Il crollo delle presenze è avvenuto soprattutto tra Natale e Capodanno, periodo su cui commercianti e ristoratori avevano puntato per rifarsi dei duri colpi ricevuti dalla pandemia: “Le prenotazioni sono tutte saltate – racconta ancora Mangano – i negozi sono rimasti vuoti, e conosco alberghi in cui ci sono state l’ottanta per cento delle disdette. Nel mio caso specifico, nel periodo delle festività sono volati dalla finestra 20 mila euro, tra spese per le materie prime, bollette, affitto e mancati guadagni dovuti alla pioggia di cancellazioni”.

Foto Monica Adorno

“Sembra un dopoguerra”

Anche per Roberto Tudisco, coordinatore del Movimento imprese ospitalità di Catania e titolare dell’Osteria Bell’Antonio, il calo di presenze è stato molto pesante: “Abbiamo registrato un abbassamento medio del settanta per cento delle presenze – dice Tudisco – le persone, terrorizzate, non escono più di casa. Nel passaggio tra zona gialla e zona arancione non abbiamo visto differenze, dato che la gente ha iniziato a disertare il centro già da un mese. Sembriamo in un periodo di dopoguerra”.

Tutto questo succede in coincidenza con un rialzo delle bollette: “Prima eravamo chiusi ma avevamo qualche aiuto- dice Tudisco – oggi invece c’è totale indifferenza, e nel frattempo arrivano le bollette, sempre più alte, e le spesse fisse che certo non si fermano. Come associazione di categoria Mio abbiamo anche dei referenti nazionali che cercano di avviare un’interlocuzione con il governo, ma in questo momento sembra che noi non esistiamo più”.

Gli aiuti

Su cosa si potrebbe fare per il settore del commercio e della ristorazione, sia Mangano che Tudisco chiedono un maggiore aiuto soprattutto sulle spese, sia per le bollette che per le tasse. “Servono due cose – dice Mangano – un po’ di liquidità per affrontare le spese, come ad esempio l’aumento dell’elettricità del 50 per cento e gli affitti, e forme di sospensione per le tasse arretrate.
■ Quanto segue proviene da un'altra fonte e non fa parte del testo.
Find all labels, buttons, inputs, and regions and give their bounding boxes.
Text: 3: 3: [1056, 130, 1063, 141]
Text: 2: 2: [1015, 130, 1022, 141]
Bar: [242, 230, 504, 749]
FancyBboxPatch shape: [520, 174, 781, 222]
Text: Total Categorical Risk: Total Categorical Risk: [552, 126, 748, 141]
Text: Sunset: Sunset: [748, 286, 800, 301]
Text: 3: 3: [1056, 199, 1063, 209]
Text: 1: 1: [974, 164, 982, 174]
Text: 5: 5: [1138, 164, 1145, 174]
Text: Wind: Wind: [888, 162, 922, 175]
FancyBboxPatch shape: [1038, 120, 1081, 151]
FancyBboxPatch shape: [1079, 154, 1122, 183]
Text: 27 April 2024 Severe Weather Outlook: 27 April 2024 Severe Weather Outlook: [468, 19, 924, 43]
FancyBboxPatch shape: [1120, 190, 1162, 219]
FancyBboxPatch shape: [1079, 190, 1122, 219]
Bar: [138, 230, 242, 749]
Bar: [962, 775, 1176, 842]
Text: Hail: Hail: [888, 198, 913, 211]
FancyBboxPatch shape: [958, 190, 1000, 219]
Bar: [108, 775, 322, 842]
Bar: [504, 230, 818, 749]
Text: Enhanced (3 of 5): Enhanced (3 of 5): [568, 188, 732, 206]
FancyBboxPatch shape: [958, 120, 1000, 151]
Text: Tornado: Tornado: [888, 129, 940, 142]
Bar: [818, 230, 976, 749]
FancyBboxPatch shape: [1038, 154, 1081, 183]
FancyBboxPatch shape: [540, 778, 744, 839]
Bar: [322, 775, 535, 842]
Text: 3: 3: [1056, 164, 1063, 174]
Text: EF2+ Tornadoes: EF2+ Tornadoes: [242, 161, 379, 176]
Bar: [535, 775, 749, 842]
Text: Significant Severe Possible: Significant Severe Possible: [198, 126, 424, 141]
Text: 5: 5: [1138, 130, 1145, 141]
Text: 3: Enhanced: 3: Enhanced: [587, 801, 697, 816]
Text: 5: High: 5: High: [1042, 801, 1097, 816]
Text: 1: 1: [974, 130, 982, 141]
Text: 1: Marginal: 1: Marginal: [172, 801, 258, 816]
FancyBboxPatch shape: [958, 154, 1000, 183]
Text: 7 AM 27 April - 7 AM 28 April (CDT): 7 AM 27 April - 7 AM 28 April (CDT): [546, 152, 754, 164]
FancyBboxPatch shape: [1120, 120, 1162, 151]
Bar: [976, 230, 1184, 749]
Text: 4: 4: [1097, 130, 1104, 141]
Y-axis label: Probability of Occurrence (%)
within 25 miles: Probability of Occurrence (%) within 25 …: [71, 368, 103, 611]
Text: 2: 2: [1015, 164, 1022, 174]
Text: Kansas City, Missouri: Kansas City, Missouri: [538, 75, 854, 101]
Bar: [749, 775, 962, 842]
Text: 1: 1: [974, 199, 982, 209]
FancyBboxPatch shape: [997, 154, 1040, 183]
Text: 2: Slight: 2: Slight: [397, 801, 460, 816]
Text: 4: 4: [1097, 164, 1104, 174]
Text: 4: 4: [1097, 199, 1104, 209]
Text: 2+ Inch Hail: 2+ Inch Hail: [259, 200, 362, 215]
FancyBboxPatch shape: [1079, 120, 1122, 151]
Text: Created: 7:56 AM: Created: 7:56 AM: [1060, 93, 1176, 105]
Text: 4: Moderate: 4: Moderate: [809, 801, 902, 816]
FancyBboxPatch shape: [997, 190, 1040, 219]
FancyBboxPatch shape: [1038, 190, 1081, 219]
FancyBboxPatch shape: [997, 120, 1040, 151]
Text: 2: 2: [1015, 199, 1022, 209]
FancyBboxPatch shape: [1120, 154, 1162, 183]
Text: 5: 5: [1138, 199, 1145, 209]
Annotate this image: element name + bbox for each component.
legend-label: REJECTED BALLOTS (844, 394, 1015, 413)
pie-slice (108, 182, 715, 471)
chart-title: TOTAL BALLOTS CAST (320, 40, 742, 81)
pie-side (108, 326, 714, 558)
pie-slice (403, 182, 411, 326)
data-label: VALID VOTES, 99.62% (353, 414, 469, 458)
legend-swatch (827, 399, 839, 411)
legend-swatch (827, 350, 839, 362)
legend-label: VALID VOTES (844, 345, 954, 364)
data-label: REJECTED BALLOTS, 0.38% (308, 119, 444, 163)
È possibile pensare che, nel debito globale di tasse e arretrati dovuti, si possa fare un taglio. Non un condono, ma è una forma di risarcimento per quello che non è stato dato. Se lo Stato non vuole darmi dei soldi, degli aiuti, almeno mi riduca il dovuto delle tasse e mi agevoli l’accesso al credito. Questa cosa va fatta in fretta, se no chiuderanno molte aziende”.

Per Tudisco, “Siamo alla sopravvivenza, le banche non danno più prestiti e aiuti perché proprio noi ristoratori siamo una categoria a rischio. A questo si aggiungono anche problemi a livello locale: stiamo cercando di fare capire all’amministrazione comunale che non possiamo pagare tasse arretrate su suolo pubblico, rifiuti o verbali degli ultimi cinque anni. A causa del predissesto hanno portato le tasse al massimo livello, ma chi dovrebbe pagarle queste cose? Come dovremmo riuscirci? Ci vuole una mano sulla coscienza da parte di tutti, e anche un appello alla calma: non terrorizzate più la gente, non spingetela a chiudersi in casa”.